O Pedro lamentava-se ontem por não ser castanho como o melhor amigo. "Para ser bonito como o Márcio", dizia-me. "E quero o cabelo, também, castanho escuro e que não cresce". São os dois bonitos. Pequeninos, irrequietos e com os olhos grandes. Nisso até são parecidos. E as cores, expliquei-lhe, dependem das cores dos pais e não há forma de mudar. Ou razão para o fazer.
A minha avó atalhou uma explicação que lhe pareceu mais simples, mais adequada à idade: "O teu amigo é mais castanho porque vai muito à praia e passa muito tempo ao sol. Tens que apanhar sol para ficar mais como ele". Aquilo irritou-me. Percebo-lhe a intenção e sei que não há malícia. Mas o discurso encerra uma opção por defeito: ser claro. A pele escura é uma variante que se alcança se apanharmos sol. São estas subtilezas, estas simplificações infantis, que constroem o preconceito.
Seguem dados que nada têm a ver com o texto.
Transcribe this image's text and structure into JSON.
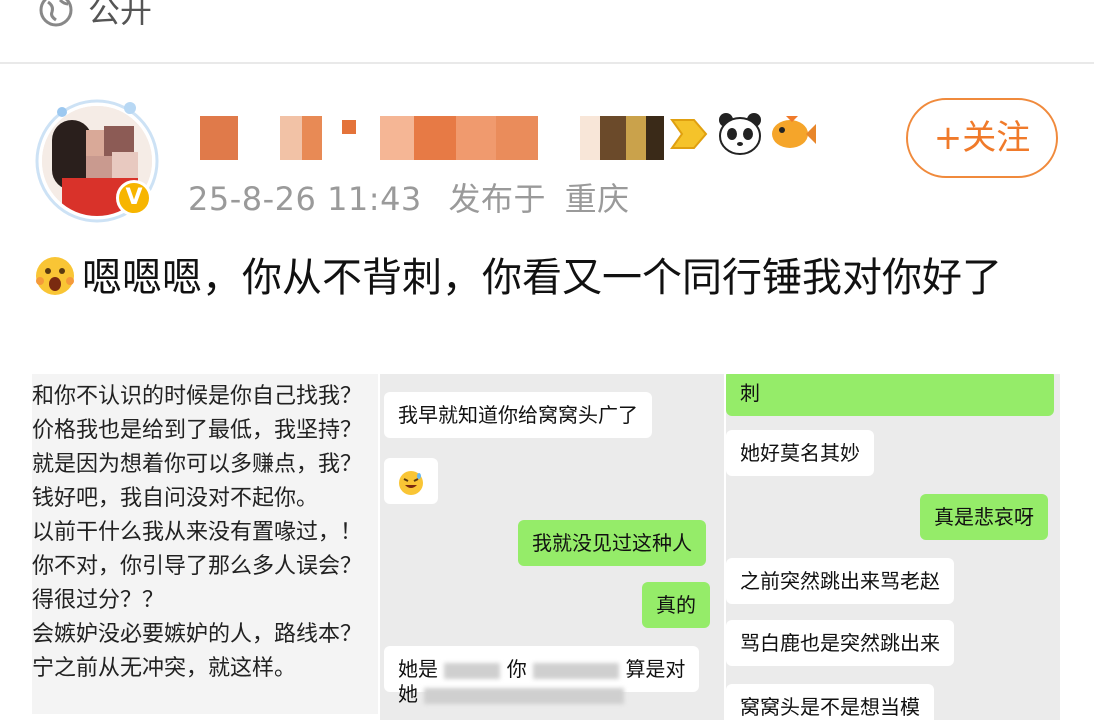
{
  "header": {
    "visibility_label": "公开",
    "globe_icon": "globe-icon"
  },
  "post": {
    "author_avatar": "avatar",
    "verified_badge": "V",
    "timestamp": "25-8-26 11:43",
    "location_prefix": "发布于",
    "location": "重庆",
    "follow_label": "+关注",
    "text": "嗯嗯嗯，你从不背刺，你看又一个同行锤我对你好了",
    "emoji": "surprised-face-emoji"
  },
  "images": {
    "left": {
      "lines": [
        "和你不认识的时候是你自己找我？",
        "价格我也是给到了最低，我坚持？",
        "就是因为想着你可以多赚点，我？",
        "钱好吧，我自问没对不起你。",
        "以前干什么我从来没有置喙过，！",
        "你不对，你引导了那么多人误会？",
        "得很过分？？",
        "会嫉妒没必要嫉妒的人，路线本？",
        "宁之前从无冲突，就这样。"
      ]
    },
    "middle": {
      "messages": [
        {
          "text": "我早就知道你给窝窝头广了",
          "side": "left"
        },
        {
          "text": "😅",
          "side": "left"
        },
        {
          "text": "我就没见过这种人",
          "side": "right"
        },
        {
          "text": "真的",
          "side": "right"
        },
        {
          "text": "她是",
          "text2": "你",
          "text3": "算是对",
          "side": "left"
        },
        {
          "text": "她",
          "side": "left"
        }
      ]
    },
    "right": {
      "messages": [
        {
          "text": "刺",
          "side": "right"
        },
        {
          "text": "她好莫名其妙",
          "side": "left"
        },
        {
          "text": "真是悲哀呀",
          "side": "right"
        },
        {
          "text": "之前突然跳出来骂老赵",
          "side": "left"
        },
        {
          "text": "骂白鹿也是突然跳出来",
          "side": "left"
        },
        {
          "text": "窝窝头是不是想当模",
          "side": "left"
        }
      ]
    }
  },
  "colors": {
    "accent": "#f07a2a",
    "chat_green": "#95ec69",
    "meta_gray": "#9a9a9a"
  }
}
Que pode não encerrar ódio, nem ser mal intencionado, mas que não deixa de ser um preconceito. Um pré-conceito, aliás, o verdadeiro sentido do termo. Uma pessoa, um ser-humano, tem a pele clara. Tudo o resto é construído sobre esta imagem. Como as bonecas de papel que se podem vestir com diferentas peças de roupa que recortamos. Ou colorir, se a quisermos de cor diferente do original.
Será um pré-conceito geográfico, talvez. Aceito isso e espero que os antípodas equilibrem as coisas. E que as avós do hemisfério Sul alvitrem a falta de sol, aos seus netos, como explicação para a pele leitosa dos que vivem por estas bandas. Mas dado o historial do mundo acho, o nosso, um pré-conceito perigoso. E espero que os meus filhos o adiquiram tão tarde quanto possível. A par da racionalização, da noção de geografia, de proporções, de culturas. Para que saibam que é assim aqui, mas que não é assim em todo o lado. E nisto estou contente com a escola que escolhi para eles. Ali não se insinuam defaults.